Montag, 24. Februar 2020

Immobilien Die Lieblingsorte der Superreichen

Immobilien sind auch bei Milliardären ein beliebtes Anlagegut. 5,3 Billionen Dollar stecken die Superreichen der Welt ins Betongold, so eine Analyse. Und das Geld wird natürlich nicht irgendwo investiert.

Hamburg - Im weltweiten Immobilienboom befinden sich die Superreichen auf dem Vormarsch. Milliardäre rund um den Globus erhöhen seit Jahren den Anteil der Immobilien in ihrer Vermögensallokation. Und sie steigern ihre Bedeutung im globalen Immobiliengeschäft. Institutionelle Investoren dagegen fallen zusehends zurück.

Das ist das Ergebnis einer Analyse, die der international tätige Immobilienberater Savills gemeinsam mit dem auf die Analyse von Ultra High Net Worth Individuals (UHNWIs, vulgo: Steinreiche) spezialisierten Dienstleister Wealth-X durchgeführt hat. Demnach haben die Superreichen weltweit inzwischen insgesamt 5,3 Billionen Dollar und damit ein Fünftel ihres Vermögens in Wohnungen und Häuser investiert.

Selbstverständlich kaufen Milliardäre dabei nur selten eine Zwei-Zimmer-Wohnung in Hamburg-Bramfeld. Die Orte, die diese Klientel für ihre Investments und in den meisten Fällen auch zur Eigennutzung wählen, können vielmehr neidisch machen, hier einige Highlights.
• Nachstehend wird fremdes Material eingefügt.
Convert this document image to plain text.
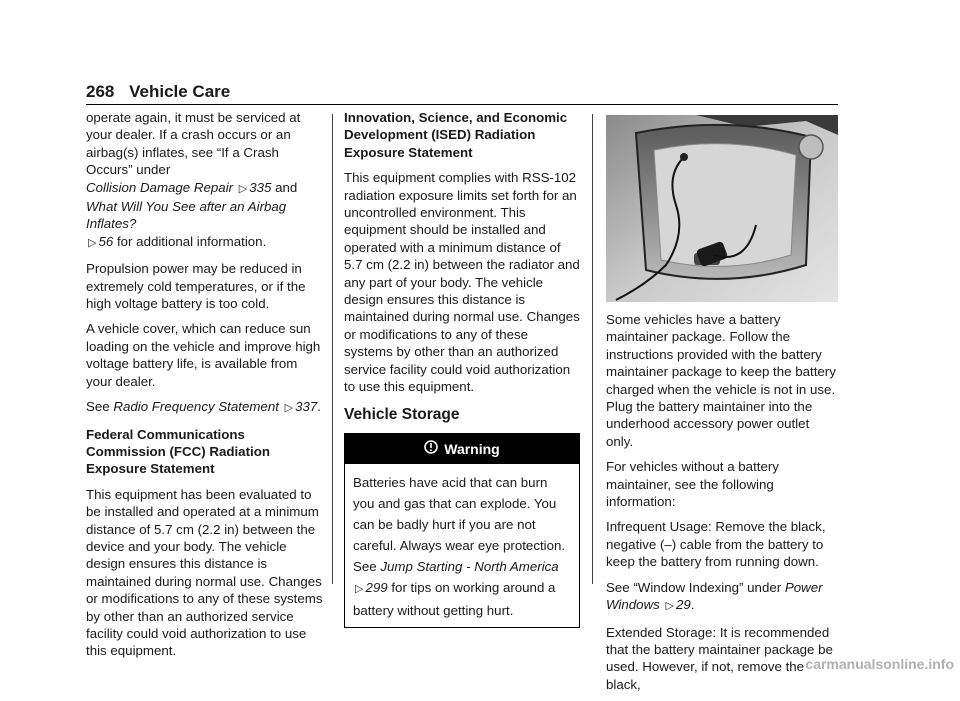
268 Vehicle Care

operate again, it must be serviced at your dealer. If a crash occurs or an airbag(s) inflates, see “If a Crash Occurs” under
Collision Damage Repair ▷ 335 and
What Will You See after an Airbag Inflates?
▷ 56 for additional information.

Propulsion power may be reduced in extremely cold temperatures, or if the high voltage battery is too cold.

A vehicle cover, which can reduce sun loading on the vehicle and improve high voltage battery life, is available from your dealer.

See Radio Frequency Statement ▷ 337.

Federal Communications Commission (FCC) Radiation Exposure Statement

This equipment has been evaluated to be installed and operated at a minimum distance of 5.7 cm (2.2 in) between the device and your body. The vehicle design ensures this distance is maintained during normal use. Changes or modifications to any of these systems by other than an authorized service facility could void authorization to use this equipment.

Innovation, Science, and Economic Development (ISED) Radiation Exposure Statement

This equipment complies with RSS-102 radiation exposure limits set forth for an uncontrolled environment. This equipment should be installed and operated with a minimum distance of 5.7 cm (2.2 in) between the radiator and any part of your body. The vehicle design ensures this distance is maintained during normal use. Changes or modifications to any of these systems by other than an authorized service facility could void authorization to use this equipment.

Vehicle Storage
Warning
Batteries have acid that can burn you and gas that can explode. You can be badly hurt if you are not careful. Always wear eye protection. See Jump Starting - North America ▷ 299 for tips on working around a battery without getting hurt.

Some vehicles have a battery maintainer package. Follow the instructions provided with the battery maintainer package to keep the battery charged when the vehicle is not in use. Plug the battery maintainer into the underhood accessory power outlet only.

For vehicles without a battery maintainer, see the following information:

Infrequent Usage: Remove the black, negative (–) cable from the battery to keep the battery from running down.

See “Window Indexing” under Power Windows ▷ 29.

Extended Storage: It is recommended that the battery maintainer package be used. However, if not, remove the black,

carmanualsonline.info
Insgesamt schätzt Savills den Wert aller Immobilien weltweit auf etwa 180 Billionen Dollar (132 Billionen Euro). 72 Prozent davon seien eigengenutzte Wohnimmobilien, so die Experten. Den investierbaren Teil, jenen also, der regelmäßig gehandelt wird, beziffert Savills auf 70 Billionen US-Dollar, davon 20 Billionen an Gewerbeimmobilien.

Bedeutung der Superreichen wird weiter zunehmen

Nach Angaben des Immobiliendienstleisters wird rund um den Globus bereits über die Hälfte dieses handelbaren Bestandes von Privatleuten sowie privaten Unternehmen und Organisationen erworben. Institutionelle Investoren, Immobilien-AGs und Unternehmen der öffentlichen Hand dagegen verlieren zunehmend an Bedeutung, schreiben die Experten in ihrem Report "Around The World in Dollars and Cents".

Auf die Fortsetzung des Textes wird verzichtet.